Mas costumo dizer com orgulho: não temos carro, por opção. Neste ano até pensamos em comprar um e deixá-lo com nosso filho, que conseguiu entrar na UFMT. Mas o Vítor, que até estava querendo o carro, optou por uma viagem de seis meses pra Austrália, onde vai estudar inglês e experimentar outras experiências culturais. Acho que ele acertou na mosca. E sei que num futuro próximo vai entender que fez a escolha certa.
Quem nunca andou de ônibus, não sabe o que tá perdendo. Em primeiro lugar, não perde tempo e conforto, mas gasta muito mais com seu transporte individual... Quem anda de buzu presencia inúmeros os fatos que acontecem dentro de um coletivo. São oportunidades de curtir algumas paisagens urbanas e conviver rapidamente com pessoas incríveis, que opinam, brigam, se colocam, dormem, namoram. Pelo menos nesse espaço mínimo elas podem se manifestar e são ouvidas, às vezes aplaudidas, às vezes vaiadas. O coletivo é coletivo quase sempre nas atitudes. Tenho a paciência necessária para usar esse transporte. E mesmo as situações mais estapafúrdias, costumo encarar com um pouco de tolerância, e fica engraçado . Outro dia ouvi de uma menininha que indagava: “mãe como é que o ônibus sabe pra onde a gente vai?” O Reinaldo, nosso pedreiro, diz que no ônibus das cinco da matina é barra pesada, pudera diz ele, imagina empregada doméstica e pedreiro juntos...
Figurinha carimbada da paisagem urbana |
Nada a ver... |
Eu, só tenho um cartão, o Cartão de Transporte. Todas as vezes que ouço dizer cartão de transporte, um companheiro inseparável de meus documentos, me lembro do Émerson, colega e amigo, que trabalhou como motorista lá no Diário de Cuiabá. Um sujeito muito bem humorado. Humor, diga-se de passagem, não falta na redação daquele jornal. Vivemos duros, quebrados, devendo... e felizes.

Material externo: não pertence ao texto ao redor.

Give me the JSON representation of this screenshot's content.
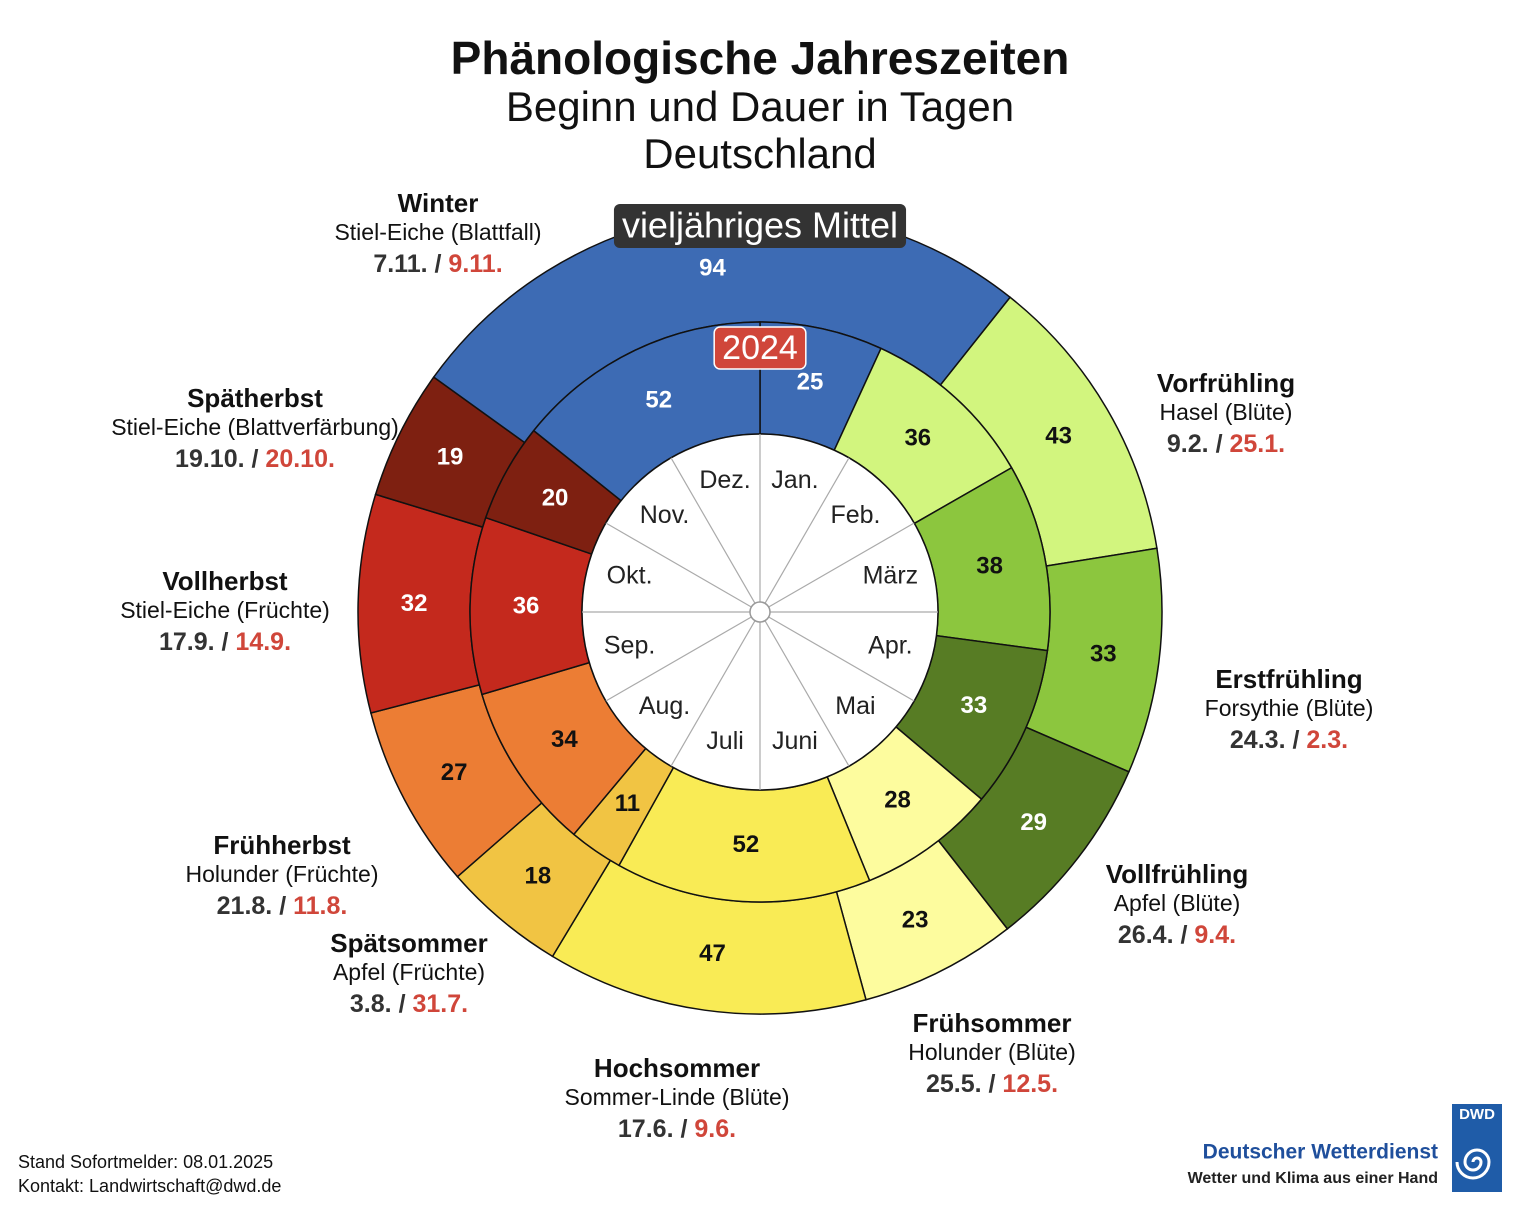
{
  "chart_data": {
    "type": "phenological-clock",
    "title": "Phänologische Jahreszeiten",
    "subtitle": "Beginn und Dauer in Tagen",
    "region": "Deutschland",
    "months": [
      "Jan.",
      "Feb.",
      "März",
      "Apr.",
      "Mai",
      "Juni",
      "Juli",
      "Aug.",
      "Sep.",
      "Okt.",
      "Nov.",
      "Dez."
    ],
    "date_separator": "/",
    "seasons": [
      {
        "name": "Vorfrühling",
        "plant": "Hasel (Blüte)",
        "dates": [
          "9.2.",
          "25.1."
        ],
        "color": "#d2f57e",
        "label_color": "#111111"
      },
      {
        "name": "Erstfrühling",
        "plant": "Forsythie (Blüte)",
        "dates": [
          "24.3.",
          "2.3."
        ],
        "color": "#8cc63e",
        "label_color": "#111111"
      },
      {
        "name": "Vollfrühling",
        "plant": "Apfel (Blüte)",
        "dates": [
          "26.4.",
          "9.4."
        ],
        "color": "#577c24",
        "label_color": "#ffffff"
      },
      {
        "name": "Frühsommer",
        "plant": "Holunder (Blüte)",
        "dates": [
          "25.5.",
          "12.5."
        ],
        "color": "#fdfc9e",
        "label_color": "#111111"
      },
      {
        "name": "Hochsommer",
        "plant": "Sommer-Linde (Blüte)",
        "dates": [
          "17.6.",
          "9.6."
        ],
        "color": "#f9eb55",
        "label_color": "#111111"
      },
      {
        "name": "Spätsommer",
        "plant": "Apfel (Früchte)",
        "dates": [
          "3.8.",
          "31.7."
        ],
        "color": "#f1c443",
        "label_color": "#111111"
      },
      {
        "name": "Frühherbst",
        "plant": "Holunder (Früchte)",
        "dates": [
          "21.8.",
          "11.8."
        ],
        "color": "#ec7d34",
        "label_color": "#111111"
      },
      {
        "name": "Vollherbst",
        "plant": "Stiel-Eiche (Früchte)",
        "dates": [
          "17.9.",
          "14.9."
        ],
        "color": "#c4291d",
        "label_color": "#ffffff"
      },
      {
        "name": "Spätherbst",
        "plant": "Stiel-Eiche (Blattverfärbung)",
        "dates": [
          "19.10.",
          "20.10."
        ],
        "color": "#7e2011",
        "label_color": "#ffffff"
      },
      {
        "name": "Winter",
        "plant": "Stiel-Eiche (Blattfall)",
        "dates": [
          "7.11.",
          "9.11."
        ],
        "color": "#3d6bb4",
        "label_color": "#ffffff"
      }
    ],
    "rings": [
      {
        "name": "vieljähriges Mittel",
        "badge_color": "#333333",
        "categories": [
          "Vorfrühling",
          "Erstfrühling",
          "Vollfrühling",
          "Frühsommer",
          "Hochsommer",
          "Spätsommer",
          "Frühherbst",
          "Vollherbst",
          "Spätherbst",
          "Winter"
        ],
        "values": [
          43,
          33,
          29,
          23,
          47,
          18,
          27,
          32,
          19,
          94
        ]
      },
      {
        "name": "2024",
        "badge_color": "#d0463a",
        "categories": [
          "Winter",
          "Vorfrühling",
          "Erstfrühling",
          "Vollfrühling",
          "Frühsommer",
          "Hochsommer",
          "Spätsommer",
          "Frühherbst",
          "Vollherbst",
          "Spätherbst",
          "Winter"
        ],
        "values": [
          25,
          36,
          38,
          33,
          28,
          52,
          11,
          34,
          36,
          20,
          52
        ]
      }
    ],
    "footer": [
      "Stand Sofortmelder: 08.01.2025",
      "Kontakt: Landwirtschaft@dwd.de"
    ],
    "logo": {
      "short": "DWD",
      "name": "Deutscher Wetterdienst",
      "slogan": "Wetter und Klima aus einer Hand"
    }
  }
}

Pois é, mas o Salada (o Émerson), certa vez foi levar um jornalista para uma pauta no aeroporto. Andando por lá, enquanto aguardava, Salada foi abordado por uma mocinha que vendia assinatura de revistas. Ele se sentiu importante e se achegou na “mina”, quando esta lhe pergunta: “O senhor quer fazer assinatura de alguma revista... Com qual cartão o senhor trabalha?” Salada nem pestanejou: “Com o CT”. A moça se espantou um pouco e quis saber. “Que cartão é esse?”. E ele sacou do bolso o cartão de transporte, CT, aquele mesmo que nos leva pra tudo quanto é lugar, mas que às vezes demora um pouco, porque o buzu atrasa, ou de vez em quando quebra. Então é isso, gente boa. Chegamos a mais um ponto final aqui no Tyrannus.